By Dave Andrusko
NRL News Today continues our coverage of amicus briefs filed in defense of Mississippi’s Gestational Age Act, a 2018 law that protects unborn babies over 15 weeks of age from abortion.
Earlier this week, NRL News Today offered “Five highlights from NRLC’s and Louisiana’s Right to Life’s brief to the Supreme Court in the Mississippi case of Dobbs v. Jackson Women’s Health Organization.”
As James Bopp, Jr., NRLC General Counsel said, “The amicus brief supports the overturning of Roe v. Wade and provides a legal framework that will lead directly to achieving that goal.” Counsel.
Today we’ll discuss an amicus brief filed yesterday by the Mississippi congressional delegation and the House Pro-Life Caucus who are leading more than 200 members of Congress in defending HB 10. Here are several key arguments:
#1. “Some federal courts have interpreted Planned Parenthood of Southeastern Pennsylvania v. Casey (1992) as creating a bright-line rule that forbids lawmakers from restricting previability abortions in any way, regardless of the strength of the interests at stake.” But the Court has already carved out an exception—“the federal Partial-Birth Abortion Act this Court upheld in Gonzales v. Carhart without regard for the viability line.”
#2. These protective laws have strong support. “The second-trimester regulation embodied in Mississippi’s Gestational Age Act is strongly supported by the American public. ”
#3. This case affords the court the opportunity to get out the corner into which it has painted itself. As Mississippi Attorney General Fitch said in her amicus brief, “Abortion jurisprudence has placed this Court at the center of a controversy that it can never resolve.”
Likewise, today’s amicus brief argues that Dobbs v. Jackson Women’s Health Organization “provides the Court a chance to release its vise grip on abortion politics, as Congress and the States have shown that they are ready and able to address the issue in ways that reflect Americans’ varying viewpoints and are grounded in the science of fetal development and maternal health.” Speaking of which…

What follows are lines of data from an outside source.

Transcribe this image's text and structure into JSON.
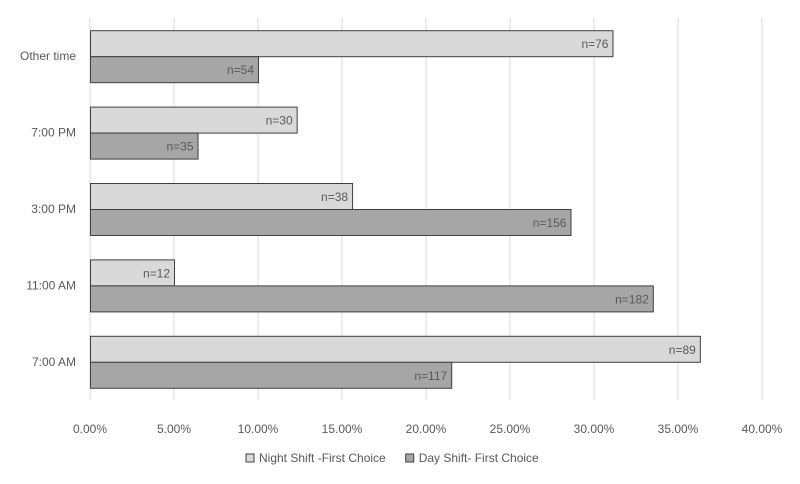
{
  "chart_data": {
    "type": "bar",
    "orientation": "horizontal",
    "title": "",
    "xlabel": "",
    "ylabel": "",
    "categories": [
      "7:00 AM",
      "11:00 AM",
      "3:00 PM",
      "7:00 PM",
      "Other time"
    ],
    "series": [
      {
        "name": "Night Shift -First Choice",
        "color": "#d9d9d9",
        "values": [
          36.3,
          5.0,
          15.6,
          12.3,
          31.1
        ],
        "labels": [
          "n=89",
          "n=12",
          "n=38",
          "n=30",
          "n=76"
        ]
      },
      {
        "name": "Day Shift- First Choice",
        "color": "#a6a6a6",
        "values": [
          21.5,
          33.5,
          28.6,
          6.4,
          10.0
        ],
        "labels": [
          "n=117",
          "n=182",
          "n=156",
          "n=35",
          "n=54"
        ]
      }
    ],
    "xlim": [
      0,
      40
    ],
    "xticks": [
      "0.00%",
      "5.00%",
      "10.00%",
      "15.00%",
      "20.00%",
      "25.00%",
      "30.00%",
      "35.00%",
      "40.00%"
    ],
    "grid": true,
    "legend_position": "bottom"
  }
}
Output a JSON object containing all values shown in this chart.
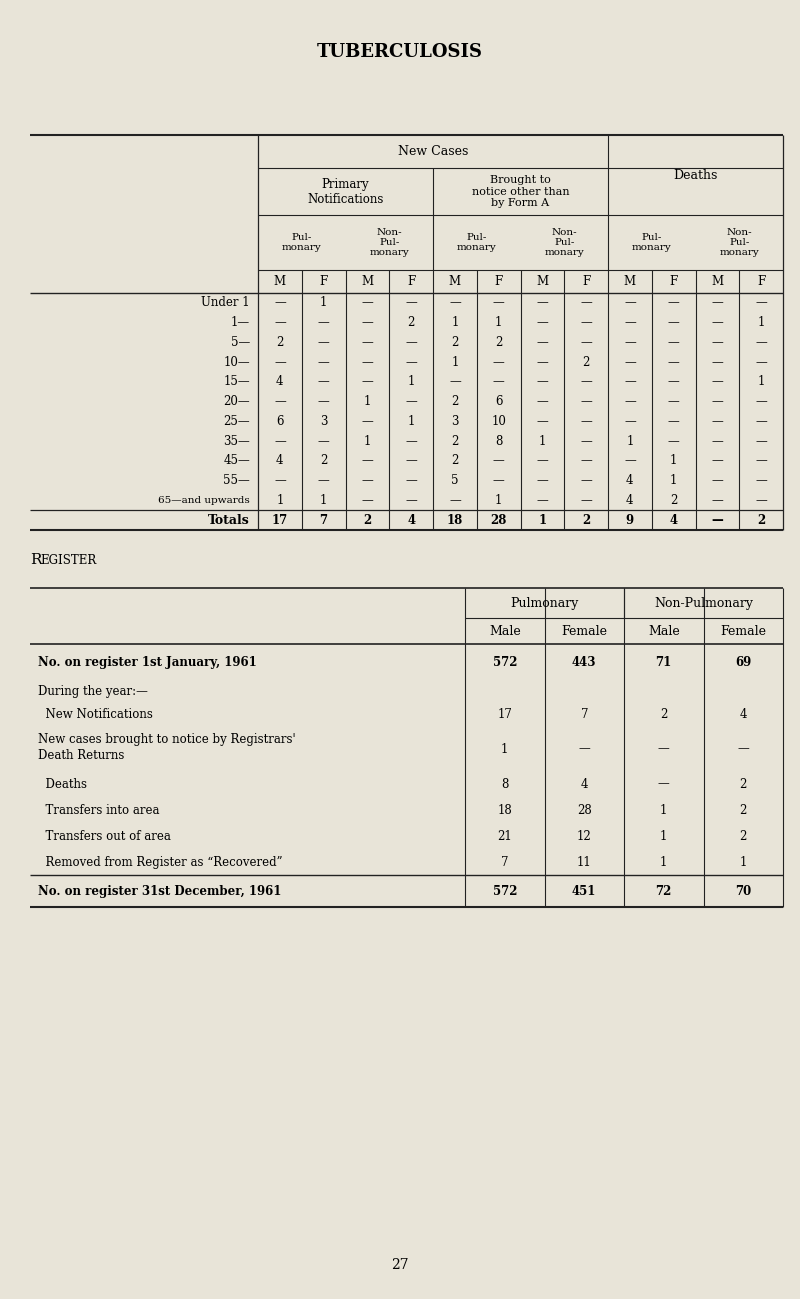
{
  "title": "TUBERCULOSIS",
  "bg_color": "#e8e4d8",
  "table1": {
    "age_groups": [
      "Under 1",
      "1—",
      "5—",
      "10—",
      "15—",
      "20—",
      "25—",
      "35—",
      "45—",
      "55—",
      "65—and upwards",
      "Totals"
    ],
    "data": [
      [
        "—",
        "1",
        "—",
        "—",
        "—",
        "—",
        "—",
        "—",
        "—",
        "—",
        "—",
        "—"
      ],
      [
        "—",
        "—",
        "—",
        "2",
        "1",
        "1",
        "—",
        "—",
        "—",
        "—",
        "—",
        "1"
      ],
      [
        "2",
        "—",
        "—",
        "—",
        "2",
        "2",
        "—",
        "—",
        "—",
        "—",
        "—",
        "—"
      ],
      [
        "—",
        "—",
        "—",
        "—",
        "1",
        "—",
        "—",
        "2",
        "—",
        "—",
        "—",
        "—"
      ],
      [
        "4",
        "—",
        "—",
        "1",
        "—",
        "—",
        "—",
        "—",
        "—",
        "—",
        "—",
        "1"
      ],
      [
        "—",
        "—",
        "1",
        "—",
        "2",
        "6",
        "—",
        "—",
        "—",
        "—",
        "—",
        "—"
      ],
      [
        "6",
        "3",
        "—",
        "1",
        "3",
        "10",
        "—",
        "—",
        "—",
        "—",
        "—",
        "—"
      ],
      [
        "—",
        "—",
        "1",
        "—",
        "2",
        "8",
        "1",
        "—",
        "1",
        "—",
        "—",
        "—"
      ],
      [
        "4",
        "2",
        "—",
        "—",
        "2",
        "—",
        "—",
        "—",
        "—",
        "1",
        "—",
        "—"
      ],
      [
        "—",
        "—",
        "—",
        "—",
        "5",
        "—",
        "—",
        "—",
        "4",
        "1",
        "—",
        "—"
      ],
      [
        "1",
        "1",
        "—",
        "—",
        "—",
        "1",
        "—",
        "—",
        "4",
        "2",
        "—",
        "—"
      ],
      [
        "17",
        "7",
        "2",
        "4",
        "18",
        "28",
        "1",
        "2",
        "9",
        "4",
        "—",
        "2"
      ]
    ]
  },
  "table2": {
    "col_subheaders": [
      "Male",
      "Female",
      "Male",
      "Female"
    ],
    "rows": [
      [
        "No. on register 1st January, 1961    ",
        "572",
        "443",
        "71",
        "69"
      ],
      [
        "During the year:—",
        "",
        "",
        "",
        ""
      ],
      [
        "  New Notifications",
        "17",
        "7",
        "2",
        "4"
      ],
      [
        "  New cases brought to notice by Registrars'|  Death Returns",
        "1",
        "—",
        "—",
        "—"
      ],
      [
        "  Deaths",
        "8",
        "4",
        "—",
        "2"
      ],
      [
        "  Transfers into area",
        "18",
        "28",
        "1",
        "2"
      ],
      [
        "  Transfers out of area",
        "21",
        "12",
        "1",
        "2"
      ],
      [
        "  Removed from Register as “Recovered”",
        "7",
        "11",
        "1",
        "1"
      ],
      [
        "No. on register 31st December, 1961    ",
        "572",
        "451",
        "72",
        "70"
      ]
    ]
  },
  "page_number": "27"
}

#4. As the Supreme Court has long recognized, the states have a “legitimate interest” not only in protecting unborn life but also in protecting “the integrity and ethics of the medical profession,” as the justices concluded in the unanimous 1997 Washington v. Glucksberg decision. State legislatures, the brief maintains, “have expressed the desire to protect life through a burgeoning number of laws enacted to further the States’ important interests in protecting women from dangerous late-term abortion, ending the destruction of human life based on sexism, racism, or ableism, upholding the integrity of the medical profession against the barbaric practice of dismembering human beings in the womb, and protecting preborn infants from the horrific pain of such abortions.” And
#5. “It is long overdue for this Court to return lawmaking to legislators.” The amicus then quotes from a dissent written by Justice Scalia in a 1988 Supreme Court case:
“The most reliable objective signs [of societal views] consist of the legislation that the society has enacted. It will rarely if ever be the case that the Members of this Court will have a better sense of the evolution in views of the American people than do their elected representatives.”